Department of Education, University of Oxford.
Social Science and Humanities section, Netherlands eScience Center, Amsterdam.
Cogn Sci. 2024 May;48(5):e13445. doi: 10.1111/cogs.13445.
Ramscar, Yarlett, Dye, Denny, and Thorpe (2010) showed how, consistent with the predictions of error-driven learning models, the order in which stimuli are presented in training can affect category learning. Specifically, learners exposed to artificial language input where objects preceded their labels learned the discriminating features of categories better than learners exposed to input where labels preceded objects. We sought to replicate this finding in two online experiments employing the same tests used originally: A four pictures test (match a label to one of four pictures) and a four labels test (match a picture to one of four labels). In our study, only findings from the four pictures test were consistent with the original result. Additionally, the effect sizes observed were smaller, and participants over-generalized high-frequency category labels more than in the original study. We suggest that although Ramscar, Yarlett, Dye, Denny, and Thorpe (2010) feature-label order predictions were derived from error-driven learning, they failed to consider that this mechanism also predicts that performance in any training paradigm must inevitably be influenced by participant prior experience. We consider our findings in light of these factors, and discuss implications for the generalizability and replication of training studies.

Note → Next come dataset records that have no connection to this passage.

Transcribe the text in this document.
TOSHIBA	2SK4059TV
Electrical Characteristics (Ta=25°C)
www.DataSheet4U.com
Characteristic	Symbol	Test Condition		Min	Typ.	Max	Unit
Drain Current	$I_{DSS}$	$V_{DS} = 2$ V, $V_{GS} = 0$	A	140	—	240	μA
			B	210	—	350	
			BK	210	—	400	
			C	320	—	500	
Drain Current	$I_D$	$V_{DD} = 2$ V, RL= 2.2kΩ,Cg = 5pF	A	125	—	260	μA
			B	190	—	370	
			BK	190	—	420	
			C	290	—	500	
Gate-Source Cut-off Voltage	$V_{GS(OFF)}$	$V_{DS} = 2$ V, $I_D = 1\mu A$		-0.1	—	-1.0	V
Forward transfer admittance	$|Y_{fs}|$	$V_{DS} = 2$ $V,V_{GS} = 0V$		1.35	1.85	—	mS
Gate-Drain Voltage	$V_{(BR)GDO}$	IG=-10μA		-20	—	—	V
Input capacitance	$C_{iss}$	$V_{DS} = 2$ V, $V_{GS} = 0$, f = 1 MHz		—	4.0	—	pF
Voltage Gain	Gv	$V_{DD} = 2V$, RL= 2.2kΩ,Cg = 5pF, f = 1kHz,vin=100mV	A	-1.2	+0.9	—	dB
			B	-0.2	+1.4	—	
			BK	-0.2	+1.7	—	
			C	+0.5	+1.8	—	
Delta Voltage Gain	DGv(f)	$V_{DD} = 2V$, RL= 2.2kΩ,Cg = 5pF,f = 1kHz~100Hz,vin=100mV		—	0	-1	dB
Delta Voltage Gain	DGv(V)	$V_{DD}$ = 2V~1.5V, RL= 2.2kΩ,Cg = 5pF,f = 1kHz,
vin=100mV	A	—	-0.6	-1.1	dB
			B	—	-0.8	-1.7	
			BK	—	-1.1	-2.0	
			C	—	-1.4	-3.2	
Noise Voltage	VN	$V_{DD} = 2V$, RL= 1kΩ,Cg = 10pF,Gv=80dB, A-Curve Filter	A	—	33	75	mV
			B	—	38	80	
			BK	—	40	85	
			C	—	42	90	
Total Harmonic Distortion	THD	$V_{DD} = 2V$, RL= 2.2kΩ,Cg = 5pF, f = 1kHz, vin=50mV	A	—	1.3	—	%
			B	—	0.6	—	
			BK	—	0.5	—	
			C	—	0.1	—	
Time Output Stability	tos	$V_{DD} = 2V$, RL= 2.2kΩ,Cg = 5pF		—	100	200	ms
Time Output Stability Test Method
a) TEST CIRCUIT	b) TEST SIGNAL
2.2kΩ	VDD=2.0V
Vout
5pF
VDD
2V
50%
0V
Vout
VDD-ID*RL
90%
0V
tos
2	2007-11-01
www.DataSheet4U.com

拉姆斯卡尔、雅莱特、戴尔、丹尼和索普(2010 年)表明,与错误驱动学习模型的预测一致,训练中刺激呈现的顺序会影响类别学习。具体来说,与标签先于物体出现的输入相比,接触到物体先于标签出现的人工语言输入的学习者,能够更好地学习到类别区分特征。我们在两个在线实验中尝试了复制这一发现,实验采用了与原始研究相同的测试:四张图片测试(将一个标签与四张图片中的一张匹配)和四张标签测试(将一张图片与四张标签中的一张匹配)。在我们的研究中,只有四张图片测试的结果与原始结果一致。此外,观察到的效应量较小,参与者对高频类别标签的过度泛化程度比原始研究更严重。我们认为,尽管拉姆斯卡尔、雅莱特、戴尔、丹尼和索普(2010 年)的特征-标签顺序预测是从错误驱动学习中得出的,但他们没有考虑到这一机制还预测,任何训练范例中的表现必然会受到参与者先前经验的影响。我们考虑了这些因素对训练研究的可推广性和可复制性的影响。